The athwartship horizontal bars should be capped on the ends to prevent wind from whistling (creating a very large low pitch flute). The aft caps should be removable to provide access when routing wiring (see Solar panel wiring below). If a lathe is available plugs can be made.

Checking rigidity

The entire assembly should be sufficiently rigid as designed. Diagonals on the lower assemblies should prevent flexing fore and aft. Diagonals on both upper assemblies should prevent flexing athwartship. The two horizontal bars of the lower assemblies and the two upper bars of the upper assemblies form a nearly rectangular trapezoid (narrower aft). The 45° tubing on the forward upper assembly should be sufficient to prevent distortion of this trapezoid. If the aft end of the trapezoid can be distorted, then similar 45° supports can be added aft.

Solar panel wiring

The solar panel wiring must be added. The best place for the wired to enter the boat is through the port aft foot. The wire can enter the panel frames through the aft upper assembly horizontal tube.

The solar panels come with a short section of wire and large waterproof connectors that are standard for solar panel installation. Wires terminated in this connector on one side need to be passed through the tubing. The connectors inside the hull of the boat need not be the same. If the connectors are small enough they could fit through a large hole with gromets inside the framing at the 90° joints they will have to pass through. The panels are rated just under 72 VOC and just over 6 ASC. A connector rated 120V and 10A would be more than sufficient. The connectors on the panels have to be rated for the maximum system voltage that the panel is rated for, in this case 600V.
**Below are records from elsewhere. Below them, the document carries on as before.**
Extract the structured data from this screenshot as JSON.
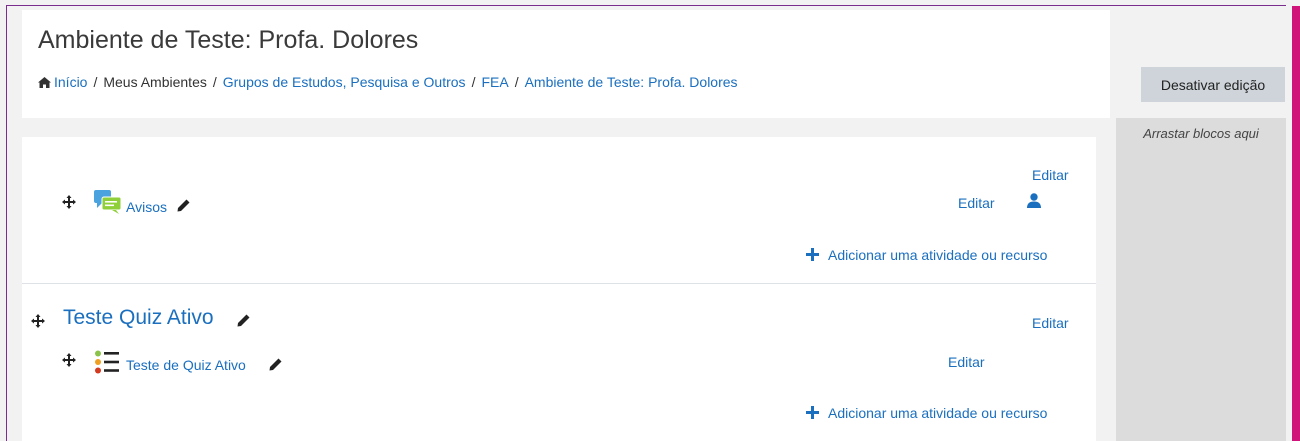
{
  "header": {
    "title": "Ambiente de Teste: Profa. Dolores",
    "breadcrumb": {
      "home": "Início",
      "my": "Meus Ambientes",
      "group": "Grupos de Estudos, Pesquisa e Outros",
      "fea": "FEA",
      "current": "Ambiente de Teste: Profa. Dolores"
    },
    "edit_toggle": "Desativar edição"
  },
  "blocks": {
    "drop_hint": "Arrastar blocos aqui"
  },
  "section0": {
    "section_edit": "Editar",
    "activity": {
      "name": "Avisos",
      "edit": "Editar"
    },
    "add_activity": "Adicionar uma atividade ou recurso"
  },
  "section1": {
    "title": "Teste Quiz Ativo",
    "section_edit": "Editar",
    "activity": {
      "name": "Teste de Quiz Ativo",
      "edit": "Editar"
    },
    "add_activity": "Adicionar uma atividade ou recurso"
  },
  "colors": {
    "link": "#1a6fbf",
    "accent_bar": "#d0137a",
    "frame": "#7a2d8c",
    "button_bg": "#ced4da"
  }
}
A small diameter hold can be drilled from above clear through the deck. A very large diameter hole drilled from the bottom of the foot. The hole in the deck can be enlarged to accomodate PVC conduit. The conduit should extend far above the foot to prevent water intrusion and then glassed into the deck.

There are two joints where holes will need to be drilled to allow wires to be passed through a 90° weld joint. In both cases a long drill bit will be needed if holes are not predrilled. Long metal cutting bits are available up to ¾" by 18" but cost well over $100 for large sizes. Predrilling 15/16" holes prior to welding would allow a ¾" ID grommet to be installed.

A light messenger line can be snaked through the wiring holes of each of the two assemblies, followed by a more rigid electrician's snake or other stiffer and stronger line. The four wires and connectors can be passed through each piece individually. The connectors can be staggered for an easier fit. The assemblies can be installed after the wire is run through each assembly.